Compare an original model and a modified model and rank the tensors with the largest perturbation impact.

Usage

manta metrics \
  --original clean_model.safetensors \
  --modified weaponized.safetensors

What It Measures

The command uses the cheap perturbation metrics implemented in manta-core, not language-model perplexity.

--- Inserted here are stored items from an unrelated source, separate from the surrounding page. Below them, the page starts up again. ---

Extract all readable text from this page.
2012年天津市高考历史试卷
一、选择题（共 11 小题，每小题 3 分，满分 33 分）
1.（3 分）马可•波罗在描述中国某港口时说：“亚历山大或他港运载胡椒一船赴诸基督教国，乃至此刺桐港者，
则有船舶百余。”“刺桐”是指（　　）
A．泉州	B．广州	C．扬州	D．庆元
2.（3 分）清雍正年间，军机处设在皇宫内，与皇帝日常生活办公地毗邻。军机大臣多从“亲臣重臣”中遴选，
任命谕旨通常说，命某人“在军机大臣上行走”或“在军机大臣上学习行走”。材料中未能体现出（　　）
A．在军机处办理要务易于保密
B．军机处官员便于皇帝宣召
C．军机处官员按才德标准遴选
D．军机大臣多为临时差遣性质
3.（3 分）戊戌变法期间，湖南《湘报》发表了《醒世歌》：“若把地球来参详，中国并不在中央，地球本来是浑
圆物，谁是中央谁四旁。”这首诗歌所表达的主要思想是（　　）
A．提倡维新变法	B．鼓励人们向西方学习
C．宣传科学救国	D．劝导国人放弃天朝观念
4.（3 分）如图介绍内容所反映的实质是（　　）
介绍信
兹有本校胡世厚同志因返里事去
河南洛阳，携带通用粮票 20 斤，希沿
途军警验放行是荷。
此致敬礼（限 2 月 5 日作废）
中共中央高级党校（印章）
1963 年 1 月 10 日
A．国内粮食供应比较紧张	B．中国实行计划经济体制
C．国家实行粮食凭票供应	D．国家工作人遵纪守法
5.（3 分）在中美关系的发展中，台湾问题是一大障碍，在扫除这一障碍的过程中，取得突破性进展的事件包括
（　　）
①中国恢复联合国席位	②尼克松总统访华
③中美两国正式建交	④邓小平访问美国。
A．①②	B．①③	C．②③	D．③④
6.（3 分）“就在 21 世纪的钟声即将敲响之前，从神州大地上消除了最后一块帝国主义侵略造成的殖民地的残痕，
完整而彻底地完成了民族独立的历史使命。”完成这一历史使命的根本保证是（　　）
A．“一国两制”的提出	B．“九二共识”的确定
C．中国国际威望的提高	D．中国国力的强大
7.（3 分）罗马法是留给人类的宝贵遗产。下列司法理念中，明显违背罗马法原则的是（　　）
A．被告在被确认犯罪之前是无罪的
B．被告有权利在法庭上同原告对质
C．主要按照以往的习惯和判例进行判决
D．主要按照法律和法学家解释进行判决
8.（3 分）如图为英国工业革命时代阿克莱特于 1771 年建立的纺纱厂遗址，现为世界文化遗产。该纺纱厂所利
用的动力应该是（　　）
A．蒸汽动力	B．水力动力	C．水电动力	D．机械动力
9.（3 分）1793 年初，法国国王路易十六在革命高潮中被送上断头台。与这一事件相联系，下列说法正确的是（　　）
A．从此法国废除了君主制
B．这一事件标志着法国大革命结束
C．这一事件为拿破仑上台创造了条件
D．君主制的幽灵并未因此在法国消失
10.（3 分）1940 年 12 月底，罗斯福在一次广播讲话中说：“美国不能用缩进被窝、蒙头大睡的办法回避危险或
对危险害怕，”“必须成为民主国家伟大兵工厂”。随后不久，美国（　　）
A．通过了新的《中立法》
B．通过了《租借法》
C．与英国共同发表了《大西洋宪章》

It is intended for fast iteration while tuning carrier selection and lsb_depth.

Per tensor it reports:

  • l2_norm — Euclidean distance between original and modified tensor values
  • linf_norm — largest absolute element change
  • relative_error_mean — mean relative element error
  • relative_error_p99 — 99th percentile relative element error
  • impact_score — heuristic ranking score used to sort tensors
  • warnings — threshold labels exceeded by that tensor

Output Shape

{
  "summary": {
    "tensor_count": 2,
    "tensors_with_warnings": 0,
    "mean_l2_norm": 0.000012,
    "mean_relative_error_mean": 0.000000003,
    "max_l2_norm": {
      "name": "model.layers.0.mlp.down_proj.weight",
      "value": 0.000021
    },
    "max_linf_norm": {
      "name": "model.layers.0.mlp.down_proj.weight",
      "value": 0.000001
    },
    "max_relative_error_p99": {
      "name": "model.layers.0.mlp.down_proj.weight",
      "value": 0.0000002
    },
    "thresholds": {
      "l2_norm": 0.0001,
      "linf_norm": 0.000001,
      "relative_error_mean": 0.00000001,
      "relative_error_p99": 0.000001
    }
  },
  "per_tensor": [
    {
      "impact_rank": 1,
      "impact_score": 0.42,
      "name": "model.layers.0.mlp.down_proj.weight",
      "l2_norm": 0.000021,
      "linf_norm": 0.000001,
      "relative_error_mean": 0.000000003,
      "relative_error_p99": 0.0000002,
      "warnings": []
    }
  ]
}

Interpretation

Use the summary block first:

  • max_l2_norm shows the single tensor with the largest total perturbation
  • max_relative_error_p99 is usually the best quick indicator of outlier distortion
  • tensors_with_warnings tells you how many tensors exceeded the built-in heuristic thresholds

Then use per_tensor:

  • Start with impact_rank = 1
  • Check warnings before looking at raw magnitudes
  • Compare the same command across different lsb_depth values to see when a specific tensor starts standing out

Typical Workflow

manta embed \
  -m clean_model.safetensors \
  -o weaponized.safetensors \
  -p payload.json \
  -d 3 \
  > extraction_key.json

manta metrics \
  --original clean_model.safetensors \
  --modified weaponized.safetensors

python3 scripts/scanner_baseline.py \
  clean_model.safetensors \
  weaponized.safetensors \
  --lsb-depth 3

Use manta metrics to measure numerical drift, then scanner_baseline.py to estimate what a safetensors-aware scanner would notice.